Chinatown performance aims to bring healing after racist incidents

Organizer Ziyian Kwan says in the midst of planning the event at the Chinese Cultural Centre, she, herself, became the target of a verbal attack.

Organizer Ziyian Kwan says she experienced racial harassment while planning event

Ziyian Kwan performs in the courtyard near the Chinese Cultural Centre in Vancouver on May 11 as part of a peaceful anti-racism performance. (Ben Nelms/CBC)

In Vancouver's Chinatown Monday, a group of dancers, performers and artists gathered together — while still respecting physical distancing guidelines — in an act of solidarity and healing after an increase in racist attacks against those of Asian descent in the city. 

The Vancouver Police Department said 20 anti-Asian hate crimes have been reported to police as of last week. In comparison, there were 12 anti-Asian hate crimes reported in all of 2019.

The Chinese Cultural Centre, where the demonstration took place, had been defaced with racist graffiti at the beginning of April. 

Ziyian Kwan, a dancer and the organizer behind the demonstration, said she wanted to hold the performance as a "way to counteract the negative things that had been happening, with a peaceful action."

A group of dancers, performers and artists gathered Monday in Vancouver's Chinatown in an act of solidarity and healing after an increase in racist attacks in the city against those of Asian descent. (Ben Nelms/CBC)

However, Kwan herself was the victim of a racial verbal assault while she was planning the event. 

Kwan said she had biked her way to the Chinese Cultural Centre on Friday when a man stopped and yelled at her.

"What he said to me was: 'Take your bike back to where you came from. You people made this [expletive] up in Wuhan City. Now you've brought it here to Canada.'"

Although she was angry, Kwan biked away because she didn't want a further confrontation. 

"I talked with some friends and then I started weeping.
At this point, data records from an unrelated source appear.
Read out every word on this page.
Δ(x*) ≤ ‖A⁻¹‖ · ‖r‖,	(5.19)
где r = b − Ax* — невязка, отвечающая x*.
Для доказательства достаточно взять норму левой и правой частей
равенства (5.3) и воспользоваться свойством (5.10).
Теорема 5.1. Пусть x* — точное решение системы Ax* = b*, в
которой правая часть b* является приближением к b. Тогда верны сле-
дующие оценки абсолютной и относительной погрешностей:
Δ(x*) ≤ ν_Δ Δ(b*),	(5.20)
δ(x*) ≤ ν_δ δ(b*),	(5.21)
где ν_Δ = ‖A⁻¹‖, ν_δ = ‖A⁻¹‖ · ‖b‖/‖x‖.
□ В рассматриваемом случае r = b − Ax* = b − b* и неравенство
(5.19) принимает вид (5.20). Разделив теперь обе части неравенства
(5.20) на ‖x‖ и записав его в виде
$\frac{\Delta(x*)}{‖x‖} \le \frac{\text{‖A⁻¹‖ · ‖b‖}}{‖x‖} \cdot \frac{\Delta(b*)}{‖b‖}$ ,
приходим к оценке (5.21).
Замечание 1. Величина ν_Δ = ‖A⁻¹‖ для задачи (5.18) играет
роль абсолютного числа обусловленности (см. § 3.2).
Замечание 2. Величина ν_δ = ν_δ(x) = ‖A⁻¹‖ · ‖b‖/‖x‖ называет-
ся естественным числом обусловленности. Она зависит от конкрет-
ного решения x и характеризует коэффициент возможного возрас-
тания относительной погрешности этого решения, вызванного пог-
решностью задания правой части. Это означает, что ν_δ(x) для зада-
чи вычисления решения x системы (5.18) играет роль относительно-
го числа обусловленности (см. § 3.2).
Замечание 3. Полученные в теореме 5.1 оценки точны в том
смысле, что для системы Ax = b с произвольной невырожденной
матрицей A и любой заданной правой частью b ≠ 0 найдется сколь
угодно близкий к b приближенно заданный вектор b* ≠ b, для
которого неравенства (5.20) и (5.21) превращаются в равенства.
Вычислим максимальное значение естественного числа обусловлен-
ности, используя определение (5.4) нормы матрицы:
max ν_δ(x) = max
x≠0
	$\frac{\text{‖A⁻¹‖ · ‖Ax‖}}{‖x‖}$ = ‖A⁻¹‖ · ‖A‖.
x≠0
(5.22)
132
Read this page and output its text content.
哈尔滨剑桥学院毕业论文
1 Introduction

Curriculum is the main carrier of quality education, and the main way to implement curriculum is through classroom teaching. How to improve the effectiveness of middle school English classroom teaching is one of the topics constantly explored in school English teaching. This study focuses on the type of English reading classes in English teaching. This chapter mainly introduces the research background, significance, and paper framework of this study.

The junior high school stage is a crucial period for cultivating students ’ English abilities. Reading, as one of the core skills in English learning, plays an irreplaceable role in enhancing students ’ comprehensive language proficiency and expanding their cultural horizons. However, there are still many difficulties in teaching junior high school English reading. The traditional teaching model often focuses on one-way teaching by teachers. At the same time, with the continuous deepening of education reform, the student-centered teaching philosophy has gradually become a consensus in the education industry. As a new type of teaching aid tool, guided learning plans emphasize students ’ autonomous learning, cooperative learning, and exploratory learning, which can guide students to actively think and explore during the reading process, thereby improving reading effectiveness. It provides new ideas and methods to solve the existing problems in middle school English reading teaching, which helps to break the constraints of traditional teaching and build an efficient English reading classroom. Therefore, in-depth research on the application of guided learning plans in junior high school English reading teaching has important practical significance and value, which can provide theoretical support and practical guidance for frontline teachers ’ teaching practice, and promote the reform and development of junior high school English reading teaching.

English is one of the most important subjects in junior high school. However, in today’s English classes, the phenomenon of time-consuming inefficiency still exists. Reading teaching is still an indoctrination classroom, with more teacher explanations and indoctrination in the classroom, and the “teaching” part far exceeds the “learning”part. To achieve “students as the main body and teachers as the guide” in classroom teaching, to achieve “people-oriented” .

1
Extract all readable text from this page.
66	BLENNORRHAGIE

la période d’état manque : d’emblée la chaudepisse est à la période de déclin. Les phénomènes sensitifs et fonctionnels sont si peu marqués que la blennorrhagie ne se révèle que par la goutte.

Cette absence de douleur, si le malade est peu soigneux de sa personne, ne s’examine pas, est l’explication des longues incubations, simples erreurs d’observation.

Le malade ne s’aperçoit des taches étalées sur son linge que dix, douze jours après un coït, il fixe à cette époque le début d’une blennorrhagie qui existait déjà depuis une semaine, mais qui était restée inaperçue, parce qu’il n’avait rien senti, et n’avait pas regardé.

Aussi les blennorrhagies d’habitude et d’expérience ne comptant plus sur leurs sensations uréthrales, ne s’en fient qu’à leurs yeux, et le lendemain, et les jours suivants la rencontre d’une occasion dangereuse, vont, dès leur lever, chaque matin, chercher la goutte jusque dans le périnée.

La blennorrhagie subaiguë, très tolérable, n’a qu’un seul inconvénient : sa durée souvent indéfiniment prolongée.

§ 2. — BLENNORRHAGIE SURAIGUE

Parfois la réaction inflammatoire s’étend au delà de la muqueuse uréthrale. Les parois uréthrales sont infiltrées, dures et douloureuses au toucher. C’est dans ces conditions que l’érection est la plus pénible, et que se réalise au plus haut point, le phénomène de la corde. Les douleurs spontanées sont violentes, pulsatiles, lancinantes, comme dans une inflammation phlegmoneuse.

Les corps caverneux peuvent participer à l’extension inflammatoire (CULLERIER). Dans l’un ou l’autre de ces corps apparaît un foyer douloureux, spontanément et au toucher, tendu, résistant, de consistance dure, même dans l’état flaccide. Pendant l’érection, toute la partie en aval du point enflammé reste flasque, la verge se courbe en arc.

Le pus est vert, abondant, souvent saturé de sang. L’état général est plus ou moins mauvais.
To think, in this one incident, somebody articulated these words so precisely and wondering how many people are really thinking this."

Tuan Luu takes part in the anti-racism performance May 11. The Vancouver Police Department says 20 anti-Asian hate crimes have been reported to police as of last week, eight more than in all of 2019. (Ben Nelms/CBC)

Artist Paul Wong who took part said it is particularly painful people are emboldened to commit these racist actions.

"Now, it's not safe for the Chinese or Asians to be in Chinatown. This is an area where we were segregated and made as safe as possible," Wong said.

"It's like nothing has changed in the last 100 years."

Listen to the interview with Ziyian Kwan on The Early Edition: 

Ziyian Kwan speaks with Stephen Quinn about a racist verbal attack that she experienced and why her response is a peaceful demonstration. 5:56

Kwan, who is artistic director of the Dumb Instrument Dance company, shared her experience on Facebook where she received an overwhelming response. 

"Most, whom I don't know, [were] expressing their support, their dismay and their solidarity."

Sammy Chien takes part in the May 11 performance. The Chinese Cultural Centre, where the peaceful demonstration took place, had been defaced with racist graffiti at the beginning of April. (Ben Nelms/CBC)

Monday's performance, which also coincides with Asian Heritage Month, involved a number of different artists and performers.

"I feel emboldened and almost as though the incident was a gift," said Kwan. "I have compassion for the person who said those words to me and the inequities that are here with us."